1. Field of the Invention
The present invention relates to volatile memory in a computer, and more particularly, to limiting volatile computer memory based on available energy of an auxiliary power source.
2. Description of the Related Art
As financial, scientific, medical, and other critical data are being integrated with computers and computer networks, reliability and availability of the data continues to be important. Loss of data may have severe negative consequences for these and other users of a computer system.
Backup systems reduce the possibility of data loss. Natural disasters such as fire, lightning, hurricanes, etc., and man made disasters such as civil unrest, computer hacker attacks, and terrorist attacks can also affect computer networks and increase the need for backup systems and for data to be stored remotely. Storing data at distances from a few miles to thousands of miles is often required to overcome many disaster scenarios.
Backup systems, however, are not the complete answer for prevention of lost data. This is because data that is stored in a computer's volatile memory can be lost if power is interrupted. Even portions of data that are stored in a volatile memory in just seconds can be devastating to lose for some users. When a power interruption occurs, data stored in volatile memory, such as a read cache or write cache, is lost unless steps are taken to prevent such data loss. In response to the problem of volatile memory loss, computer systems have been developed with batteries, uninterruptible power supplies, and other energy storage means to keep computer systems running long enough to transfer data that is temporarily in the volatile memory to the permanent non-volatile memory. Non-volatile memory can take the form of a hard disk, a tape, a flash memory, and other types of memory that maintains the contents in a retrievable form within the memory without an applied source of power.
Typically, when an auxiliary power source is provided in the form of a battery, the battery is designed to be of sufficient capacity to adequately power the computer while the steps required to shutdown a computer are performed. Typically, a primary step includes transferring the contents of the volatile memory to a non-volatile memory. If, however, the battery is not charged sufficiently to perform all of the steps necessary for a complete shutdown operation, data in the computer's volatile memory may be lost when a primary power source interruption occurs.
The current state of the art is to monitor the auxiliary power source batteries to ensure sufficient energy is present in the batteries to be able to fully save data stored in the allocated cache or volatile memory upon the loss of power supplied to the computer. If the available energy in an auxiliary power source is in danger of dropping below a level required to shut down the computer and save all of the data stored on the volatile memory, the computer will initiate a shutdown process to ensure that the data in the volatile computer memory is saved. However, while this process is effective, it is inefficient because there will be times when the computer will initiate the shutdown process during normal operations.
During a computer startup process, typically a computer's auxiliary power source is evaluated to determine whether enough energy exists to save data that will be stored in the volatile computer memory that is fully allocated for use during normal operation. The present state of the art is such that full allocation of volatile memory is set by a user and cannot be varied automatically based on available energy in the auxiliary power source.
If the computer determines that the auxiliary power source does not have enough energy to save the data stored in the fully allocated volatile computer memory, the computer startup process will be delayed for minutes or even hours while the auxiliary power source is charged to a level required to save the fully allocated volatile computer memory. In a critical application, a delay caused by waiting for the auxiliary power source to be charged is detrimental to the computer user since an application executing on the computer cannot be used.
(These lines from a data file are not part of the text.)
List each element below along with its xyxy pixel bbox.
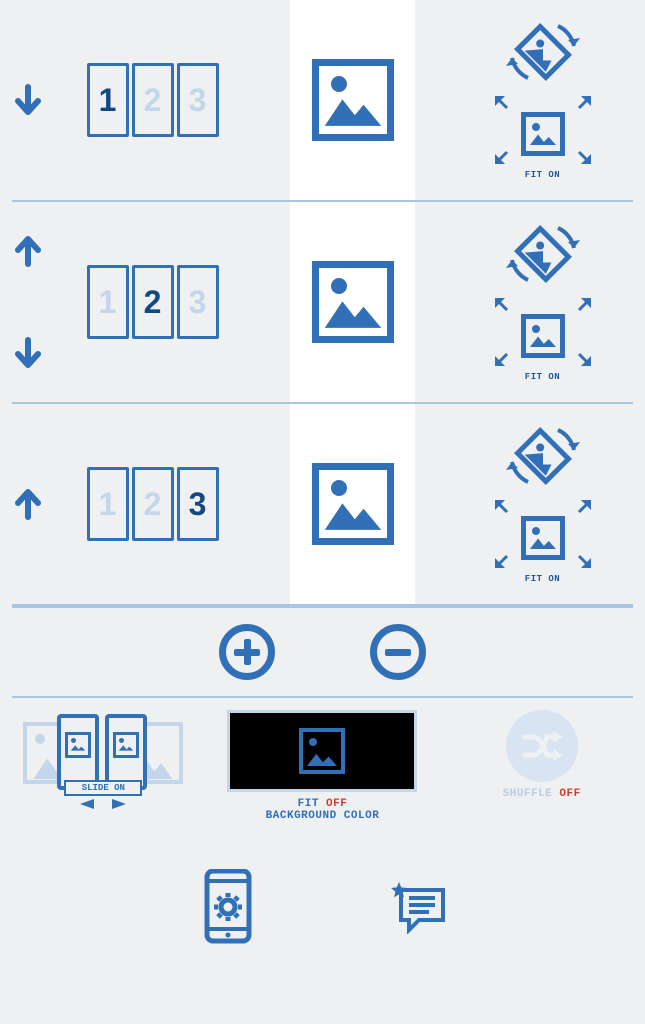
rotate-button[interactable] — [504, 222, 582, 286]
image-row-3: 123 FIT ON — [0, 404, 645, 604]
minus-icon — [385, 649, 411, 656]
slide-card-1[interactable]: 1 — [87, 63, 129, 137]
expand-br-icon — [573, 348, 593, 368]
rotate-button[interactable] — [504, 424, 582, 488]
expand-tl-icon — [493, 296, 513, 316]
slide-card-2[interactable]: 2 — [132, 265, 174, 339]
fit-thumb-icon — [521, 112, 565, 156]
expand-tr-icon — [573, 498, 593, 518]
fit-thumb-icon — [521, 314, 565, 358]
slide-card-2[interactable]: 2 — [132, 467, 174, 541]
slide-cards: 123 — [55, 467, 250, 541]
slide-option[interactable]: SLIDE ON — [11, 710, 196, 818]
expand-bl-icon — [493, 348, 513, 368]
expand-tl-icon — [493, 498, 513, 518]
image-controls: FIT ON — [455, 222, 630, 382]
slide-card-2[interactable]: 2 — [132, 63, 174, 137]
expand-tr-icon — [573, 94, 593, 114]
shuffle-label: SHUFFLE OFF — [503, 788, 581, 800]
expand-br-icon — [573, 146, 593, 166]
image-icon — [312, 59, 394, 141]
device-settings-button[interactable] — [197, 869, 259, 947]
fit-background-option[interactable]: FIT OFF BACKGROUND COLOR — [217, 710, 427, 822]
expand-tr-icon — [573, 296, 593, 316]
bottom-row — [0, 858, 645, 958]
fit-label: FIT ON — [493, 574, 593, 584]
add-remove-row — [0, 608, 645, 696]
fit-label: FIT ON — [493, 170, 593, 180]
slide-demo-icon: SLIDE ON — [23, 710, 183, 818]
fit-thumb-icon — [521, 516, 565, 560]
image-preview[interactable] — [250, 0, 455, 200]
fit-toggle[interactable]: FIT ON — [493, 498, 593, 584]
slide-card-1[interactable]: 1 — [87, 467, 129, 541]
slide-label: SLIDE ON — [64, 780, 142, 796]
review-button[interactable] — [389, 882, 449, 934]
reorder-arrows — [0, 488, 55, 520]
expand-br-icon — [573, 550, 593, 570]
remove-button[interactable] — [370, 624, 426, 680]
fit-off-label: FIT OFF BACKGROUND COLOR — [266, 798, 380, 822]
slide-cards: 123 — [55, 63, 250, 137]
image-icon — [312, 463, 394, 545]
reorder-arrows — [0, 84, 55, 116]
fit-toggle[interactable]: FIT ON — [493, 296, 593, 382]
fit-toggle[interactable]: FIT ON — [493, 94, 593, 180]
image-controls: FIT ON — [455, 424, 630, 584]
move-up-button[interactable] — [14, 488, 42, 520]
slide-card-3[interactable]: 3 — [177, 467, 219, 541]
plus-icon-v — [244, 639, 251, 665]
fit-label: FIT ON — [493, 372, 593, 382]
expand-bl-icon — [493, 146, 513, 166]
image-row-2: 123 FIT ON — [0, 202, 645, 402]
slide-arrows-icon — [78, 798, 128, 810]
move-down-button[interactable] — [14, 84, 42, 116]
slide-cards: 123 — [55, 265, 250, 339]
move-down-button[interactable] — [14, 337, 42, 369]
expand-bl-icon — [493, 550, 513, 570]
fit-screen-icon — [227, 710, 417, 792]
slide-card-3[interactable]: 3 — [177, 265, 219, 339]
shuffle-icon — [506, 710, 578, 782]
slide-phone-left-icon — [57, 714, 99, 790]
slide-phone-right-icon — [105, 714, 147, 790]
slide-card-1[interactable]: 1 — [87, 265, 129, 339]
expand-tl-icon — [493, 94, 513, 114]
image-preview[interactable] — [250, 202, 455, 402]
move-up-button[interactable] — [14, 235, 42, 267]
slide-card-3[interactable]: 3 — [177, 63, 219, 137]
image-icon — [312, 261, 394, 343]
add-button[interactable] — [219, 624, 275, 680]
shuffle-option[interactable]: SHUFFLE OFF — [449, 710, 634, 800]
options-row: SLIDE ON FIT OFF BACKGROUND COLOR — [0, 698, 645, 858]
rotate-button[interactable] — [504, 20, 582, 84]
reorder-arrows — [0, 235, 55, 369]
image-preview[interactable] — [250, 404, 455, 604]
image-controls: FIT ON — [455, 20, 630, 180]
image-row-1: 123 FIT ON — [0, 0, 645, 200]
What is needed is a process, apparatus, and system that limit allocated volatile computer memory based on available energy in an auxiliary power source. Beneficially, such a process, apparatus, and system would determine the available energy of the auxiliary power source and limit volatile computer memory allocated for use. In addition, during a computer startup process, the status of available energy in an auxiliary power source would be evaluated, and volatile computer memory would be limited such that the computer could be put into use earlier than if the startup process had to wait for the auxiliary power source to be charged to a level needed to store data for a fully allocated volatile computer memory. In other words, the computer would be allowed to operate at a reduced operation level that matches the amount of available battery power capable of saving the data in the volatile memory. As the battery power increases, the relative operational speed of the computer will gradually increase until reaching full operational levels.